Sou filho de uma manteiga derretida e de uma mulher que finge que não é, mas se derrete e chora por tudo – uma manteiga de geladeira, que vive esquecida na mesa do café. Por isso, choro por qualquer coisa. É genético.
Choro quando escuto música bonita, quando vou ao cinema ou vejo filme no Netflix. Choro com filme que tem música bonita, com filme mudo, com gente muda e que fala pelos cotovelos. Choro com as matérias do Regis Renzi, com propagandas de fim de ano de marcas de refrigerante, sabão em pó e manteiga. Choro bastante.

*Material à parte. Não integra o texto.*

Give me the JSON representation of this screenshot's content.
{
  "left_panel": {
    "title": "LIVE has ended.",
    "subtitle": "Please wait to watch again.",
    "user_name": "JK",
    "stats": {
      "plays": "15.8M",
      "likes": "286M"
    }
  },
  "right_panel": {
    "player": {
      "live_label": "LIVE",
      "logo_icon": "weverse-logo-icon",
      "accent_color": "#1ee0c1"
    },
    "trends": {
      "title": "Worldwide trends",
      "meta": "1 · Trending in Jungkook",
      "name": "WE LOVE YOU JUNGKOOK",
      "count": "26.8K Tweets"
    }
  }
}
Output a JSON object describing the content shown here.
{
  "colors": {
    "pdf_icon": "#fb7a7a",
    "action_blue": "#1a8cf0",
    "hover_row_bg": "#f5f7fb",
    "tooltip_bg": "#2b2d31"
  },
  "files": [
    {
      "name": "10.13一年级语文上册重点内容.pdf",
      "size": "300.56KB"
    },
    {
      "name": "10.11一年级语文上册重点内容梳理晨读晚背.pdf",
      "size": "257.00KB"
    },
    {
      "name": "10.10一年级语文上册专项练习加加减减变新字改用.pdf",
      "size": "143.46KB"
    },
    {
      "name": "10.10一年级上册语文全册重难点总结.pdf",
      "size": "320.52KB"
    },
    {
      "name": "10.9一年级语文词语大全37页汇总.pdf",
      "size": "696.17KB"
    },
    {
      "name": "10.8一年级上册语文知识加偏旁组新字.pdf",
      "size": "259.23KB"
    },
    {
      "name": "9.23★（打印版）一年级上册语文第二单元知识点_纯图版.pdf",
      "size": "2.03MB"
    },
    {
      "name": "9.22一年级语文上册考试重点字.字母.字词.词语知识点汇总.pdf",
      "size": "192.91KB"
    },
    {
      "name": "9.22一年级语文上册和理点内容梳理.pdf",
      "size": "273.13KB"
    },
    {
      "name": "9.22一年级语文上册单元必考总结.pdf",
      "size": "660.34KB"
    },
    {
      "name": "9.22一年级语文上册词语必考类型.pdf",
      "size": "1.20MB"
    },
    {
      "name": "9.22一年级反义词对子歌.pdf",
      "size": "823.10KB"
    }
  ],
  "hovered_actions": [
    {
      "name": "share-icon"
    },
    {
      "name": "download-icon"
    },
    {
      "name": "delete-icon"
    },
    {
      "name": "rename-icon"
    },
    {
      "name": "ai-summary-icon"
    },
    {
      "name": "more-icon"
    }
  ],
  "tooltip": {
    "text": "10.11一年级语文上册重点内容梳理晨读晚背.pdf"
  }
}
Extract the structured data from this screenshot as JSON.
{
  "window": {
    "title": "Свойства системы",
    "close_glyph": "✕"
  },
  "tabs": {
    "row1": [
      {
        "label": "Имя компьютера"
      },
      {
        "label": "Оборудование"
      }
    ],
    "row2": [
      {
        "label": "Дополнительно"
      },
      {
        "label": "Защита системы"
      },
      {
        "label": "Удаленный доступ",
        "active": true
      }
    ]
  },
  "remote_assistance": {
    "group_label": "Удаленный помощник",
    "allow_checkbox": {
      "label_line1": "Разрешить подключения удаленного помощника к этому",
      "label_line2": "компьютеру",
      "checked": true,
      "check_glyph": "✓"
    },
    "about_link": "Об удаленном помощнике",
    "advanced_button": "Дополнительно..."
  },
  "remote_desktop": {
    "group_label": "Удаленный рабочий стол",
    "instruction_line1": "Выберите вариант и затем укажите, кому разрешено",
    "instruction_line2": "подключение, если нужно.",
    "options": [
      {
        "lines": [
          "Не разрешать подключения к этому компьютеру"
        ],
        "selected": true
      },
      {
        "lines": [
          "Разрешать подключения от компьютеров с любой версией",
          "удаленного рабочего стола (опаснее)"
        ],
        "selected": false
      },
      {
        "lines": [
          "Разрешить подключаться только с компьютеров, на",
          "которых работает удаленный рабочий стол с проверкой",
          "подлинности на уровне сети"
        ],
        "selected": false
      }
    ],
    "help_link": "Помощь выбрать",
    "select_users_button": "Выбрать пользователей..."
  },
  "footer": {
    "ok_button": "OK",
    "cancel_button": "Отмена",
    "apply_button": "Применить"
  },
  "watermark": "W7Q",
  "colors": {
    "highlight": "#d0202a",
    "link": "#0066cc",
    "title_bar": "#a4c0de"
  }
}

Quando eu era mais novo não era tão fácil chorar. Ouvia que homens não choram. É claro que não chorava menos por isso, mas chorava mais escondido que em público. Sou filho dessa sociedade que ridiculariza as emoções. Mais adulto, quando deixei de me importar com o que os outros achavam, chorei pra muita gente ver.
Em 2016, quando fui ao Caminho de Santiago de Compostela pela primeira vez, deixei muitas das minhas águas por lá. Como eu chorei nessa jornada! E não foi só de tristeza, foi de espanto e beleza. Lembro-me do dia que mais chorei. Foi no único dia que choveu nos meus vinte dias de caminhada.
Eu estava mal, não conseguia caminhar direito, com dores nas pernas e desolado por não conseguir acompanhar meus amigos peregrinos. Cheguei à porta do albergue das irmãs benedictinas de carona com Trini, uma mulher afetuosa, que acompanhava seu marido assim, dirigindo enquanto ele caminhava. Cheguei cedo, o albergue ainda estava fechado, me sentei na escada próxima à porta para aguardar o horário do check-in. Trini foi dar um passeio pela cidade. Quando ligou o carro e saiu, a porta do albergue se abriu, umas das hospitaleiras me viu e me cumprimentou. Quis saber o motivo d’eu estar ali tão cedo. Quando soube dos meus machucados, me colocou logo para dentro.
Antes de atravessar a porta de entrada, a irmã me abraçou e disse algo como: “Não é fácil chegar até aqui. Mas você conseguiu. Já é um peregrino.” E eu desatei a chorar, amparado por esse abraço. A irmã me sorria, como se fosse normal chorar ali. Assim que sequei minhas águas, entrei. As irmãs ainda estavam limpando o local para receber os peregrinos. Era dez e meia da manhã e o albergue abriria somente às 13h.
A hospitaleira me convidou a esperar no refeitório, enquanto terminavam de limpar os quartos. Outra irmã organizava a cozinha. Eu observava o ambiente e pensava no Caminho. Na primeira palavra que se dirigiu a mim, eu chorei outra vez. Solucei, na verdade. Logo, ela se sentou ao meu lado e me abraçou, só pra eu chorar ainda mais. Eu já era um rio nessa hora.
Quando me convidaram a subir para o piso dos quartos, peguei minha mochila e, antes de pisar no primeiro degrau, outra irmã apareceu para me receber e a primeira coisa que fez foi me abraçar. Eu quis impedir, porque sabia que ia chorar mais uma vez, mas não deu tempo e eu chorei como uma criança.
Subi as escadas lembrando dos meus pais, das manteigas derretidas. Cheguei ao piso superior me derretendo em choro, mas feliz com tanto afeto, tanto abraço. Tomei um banho, me deitei e dormi até meus amigos chegarem. E quando eles finalmente chegaram, adivinha?
A manteiga nunca mais foi pra geladeira.